It was just three years ago that new Prime Minister Shinzo Abe promised to pull Japan out of its “lost decades” by printing epic amounts of new yen. He got what he wanted from the Bank of Japan, which bought up pretty much all the available government debt with newly-created currency. After hardly changing at all in the previous seven years, the BoJ’s balance sheet — a proxy for its money creation — tripled.
That’s a lot of yen, and you’d think that, other things being equal, such a cash tsunami would get some animal spirits going. It did pump up the Nikkei stock index, which more than doubled between 2012 and July 2015. But that’s about all Abe has to show for his bold plan. GDP growth is now negative in the aggregate over the past five quarters.
And the list of other bad numbers is comprehensive:
• Government debt hit yet another record in July, at ¥1.057 quadrillion.
• The Nikkei is down by 10% since August.
• Inflation has fallen perilously close to zero.

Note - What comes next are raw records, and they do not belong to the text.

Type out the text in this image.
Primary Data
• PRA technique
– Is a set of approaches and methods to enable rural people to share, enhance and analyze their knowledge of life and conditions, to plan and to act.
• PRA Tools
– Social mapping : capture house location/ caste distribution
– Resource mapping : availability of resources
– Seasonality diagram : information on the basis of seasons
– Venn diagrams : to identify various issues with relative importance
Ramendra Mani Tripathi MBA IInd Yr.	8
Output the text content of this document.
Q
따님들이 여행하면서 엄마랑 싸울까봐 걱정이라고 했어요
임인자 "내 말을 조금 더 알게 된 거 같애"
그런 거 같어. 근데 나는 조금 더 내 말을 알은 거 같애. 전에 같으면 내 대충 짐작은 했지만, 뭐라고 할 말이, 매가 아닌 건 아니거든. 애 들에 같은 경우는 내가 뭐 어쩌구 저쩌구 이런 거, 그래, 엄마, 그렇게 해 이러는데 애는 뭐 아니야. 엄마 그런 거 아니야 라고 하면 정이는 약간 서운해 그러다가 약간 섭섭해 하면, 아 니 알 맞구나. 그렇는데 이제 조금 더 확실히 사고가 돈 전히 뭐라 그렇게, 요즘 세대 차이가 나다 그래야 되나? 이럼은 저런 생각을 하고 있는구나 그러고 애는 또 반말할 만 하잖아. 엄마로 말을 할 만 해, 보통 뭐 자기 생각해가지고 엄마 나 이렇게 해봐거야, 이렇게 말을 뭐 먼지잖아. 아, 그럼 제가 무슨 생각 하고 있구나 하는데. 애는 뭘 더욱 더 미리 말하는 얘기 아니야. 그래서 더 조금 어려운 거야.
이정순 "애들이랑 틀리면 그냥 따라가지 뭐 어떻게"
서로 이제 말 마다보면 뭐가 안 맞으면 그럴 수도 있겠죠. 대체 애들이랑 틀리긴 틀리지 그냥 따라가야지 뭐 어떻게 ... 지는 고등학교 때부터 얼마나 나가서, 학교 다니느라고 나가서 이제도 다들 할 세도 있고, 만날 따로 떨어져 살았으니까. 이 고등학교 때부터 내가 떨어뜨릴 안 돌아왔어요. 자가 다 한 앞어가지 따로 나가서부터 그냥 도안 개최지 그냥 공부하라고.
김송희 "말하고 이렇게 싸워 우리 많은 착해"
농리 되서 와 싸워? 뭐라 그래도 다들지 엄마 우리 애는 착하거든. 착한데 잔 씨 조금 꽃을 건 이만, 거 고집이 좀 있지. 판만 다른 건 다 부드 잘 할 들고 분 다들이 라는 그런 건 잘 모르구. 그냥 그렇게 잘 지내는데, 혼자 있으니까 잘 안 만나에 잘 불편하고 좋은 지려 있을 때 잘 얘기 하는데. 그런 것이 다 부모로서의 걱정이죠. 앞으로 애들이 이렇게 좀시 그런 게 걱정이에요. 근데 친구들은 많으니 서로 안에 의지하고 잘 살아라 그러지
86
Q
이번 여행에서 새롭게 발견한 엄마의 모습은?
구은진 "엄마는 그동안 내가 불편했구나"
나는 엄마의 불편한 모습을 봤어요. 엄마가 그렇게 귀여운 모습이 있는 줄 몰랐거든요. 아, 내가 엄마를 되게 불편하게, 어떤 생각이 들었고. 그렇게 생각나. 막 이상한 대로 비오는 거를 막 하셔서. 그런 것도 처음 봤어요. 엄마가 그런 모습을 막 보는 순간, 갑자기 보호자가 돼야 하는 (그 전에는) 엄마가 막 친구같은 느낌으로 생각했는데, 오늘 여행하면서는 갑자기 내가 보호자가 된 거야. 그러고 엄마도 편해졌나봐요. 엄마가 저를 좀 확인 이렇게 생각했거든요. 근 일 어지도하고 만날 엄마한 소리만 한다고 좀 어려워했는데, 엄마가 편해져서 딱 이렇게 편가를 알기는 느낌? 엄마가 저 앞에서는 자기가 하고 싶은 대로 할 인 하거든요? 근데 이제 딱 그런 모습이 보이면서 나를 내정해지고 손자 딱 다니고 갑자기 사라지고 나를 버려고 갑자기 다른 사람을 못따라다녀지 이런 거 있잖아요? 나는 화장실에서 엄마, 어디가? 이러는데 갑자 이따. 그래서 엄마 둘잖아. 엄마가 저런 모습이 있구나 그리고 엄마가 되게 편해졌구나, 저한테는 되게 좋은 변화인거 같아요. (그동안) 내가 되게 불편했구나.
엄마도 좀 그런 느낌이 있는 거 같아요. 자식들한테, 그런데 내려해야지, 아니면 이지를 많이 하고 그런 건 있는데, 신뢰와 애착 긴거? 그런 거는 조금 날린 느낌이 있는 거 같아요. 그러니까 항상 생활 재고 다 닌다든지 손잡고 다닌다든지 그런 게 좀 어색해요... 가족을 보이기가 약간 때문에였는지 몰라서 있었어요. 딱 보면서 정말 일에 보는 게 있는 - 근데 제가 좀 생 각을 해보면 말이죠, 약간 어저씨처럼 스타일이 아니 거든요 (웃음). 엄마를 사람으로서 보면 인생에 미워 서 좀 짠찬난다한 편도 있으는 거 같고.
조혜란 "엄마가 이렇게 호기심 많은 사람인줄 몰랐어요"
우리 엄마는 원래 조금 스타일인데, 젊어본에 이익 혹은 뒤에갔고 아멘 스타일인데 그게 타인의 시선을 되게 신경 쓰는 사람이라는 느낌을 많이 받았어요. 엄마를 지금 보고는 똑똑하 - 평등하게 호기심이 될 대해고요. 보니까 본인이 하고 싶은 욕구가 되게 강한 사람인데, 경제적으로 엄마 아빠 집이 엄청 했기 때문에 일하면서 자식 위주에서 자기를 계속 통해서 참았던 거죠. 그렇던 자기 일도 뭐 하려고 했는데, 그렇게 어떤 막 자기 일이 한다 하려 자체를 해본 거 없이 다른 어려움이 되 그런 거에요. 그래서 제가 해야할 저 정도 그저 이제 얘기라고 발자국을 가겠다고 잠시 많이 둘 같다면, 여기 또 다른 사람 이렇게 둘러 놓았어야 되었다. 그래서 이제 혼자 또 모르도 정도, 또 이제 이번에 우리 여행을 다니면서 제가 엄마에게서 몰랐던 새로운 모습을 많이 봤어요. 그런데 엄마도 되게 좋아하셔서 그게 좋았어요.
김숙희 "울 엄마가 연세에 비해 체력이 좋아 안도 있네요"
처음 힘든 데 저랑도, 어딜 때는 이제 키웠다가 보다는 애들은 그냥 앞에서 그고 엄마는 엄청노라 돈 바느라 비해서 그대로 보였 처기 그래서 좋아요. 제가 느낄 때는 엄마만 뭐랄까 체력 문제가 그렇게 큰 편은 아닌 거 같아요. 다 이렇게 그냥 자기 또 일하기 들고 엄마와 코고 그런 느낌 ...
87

• And China, the engine of Asian (and global) growth, just reported August trade numbers that are apocalyptic: Imports down 14.3% y-o-y, exports down 6.1%, overall trade down 9.7%.
Part of the problem is that beyond a certain point, debt is debilitating and (as the world is finding out) money printing on the current scale can’t overcome today’s liabilities. The other, perhaps much more serious problem is demographics. Japan’s population is the oldest in the world and the culture isn’t open to the tens of millions of young immigrants it would take to reverse the trend. As the Daily Times amusingly put it in August:
Japan’s output slid into negative territory again in the April-June quarter, contracting at a 1.6 percent annualized clip. Private consumption fell, no surprise given that real wages have increased only sporadically. One more quarter of economic contraction, a development not currently forecast by most economists, and Japan will suffer its fifth recession since 2008.
Bad luck too that this is happening just as less-than-chummy neighbor China is seeing its own economy splutter and experimenting with allowing its currency to fall in value. Since its rise with the advent of Prime Minister Shinzo Abe in December 2012, Abenomics, a combination of fiscal stimulus, radical monetary policy and economic reform, has proved itself good at doing some things, mostly in financial markets, but less good at others, such as in the real economy.
Abenomics, an all-out attempt to break Japan from the grip of malaise, has very effectively driven corporate profits and the stock market higher, at the same time the value of the yen lower, the latter phenomenon driving the former. Yet all of this has not created the virtuous circle of investment, spiking exports and rising wages its architects expected.
Public sector debt is close to three times as large as annual output, interest rates have no room to fall and the BOJ is buying bonds faster than the government is issuing them. There is some brave talk about further stimulus from the Abe government, especially if the economy remains in contraction in the current quarter. What is less clear is why what hasn’t worked so well thus far will begin to work in the future.
The choices facing Abe and the BOJ are not easy. More yen depreciation cuts both ways. It may only further fatten profits at corporations without increasing the volume of exports. A weaker yen will also raise the price of imported goods and may make consumers less willing to spend. Demographics are the real story, and other than encouraging more women to work, little is being done to help. Japan, a country which is taking children’s restaurant meals out of the basket of goods to measure inflation, replacing them with hearing aids, is not addressing the fundamental issues.
If doing nothing as the big macro trends deteriorate isn’t an option then, as the above article notes, it’s not clear what comes next. Tax cuts will balloon an already record-breaking deficit. More QE would require the purchase of other, lower-quality debt and equities, turning the government into the world’s biggest hedge fund (though it’s arguably already there). “Helicopter money” would be taking the same medicine via injection rather than pill, probably not likely to produce a different response.
Or just give up, let the market liquidate the bad debt in a five-year Depression, and start over.
Or…keep on promising the (increasingly senile) voters that you’ll fix things eventually, retire from office before it blows up, and let the next generation of politicians worry about the consequences. Guess which they’ll choose.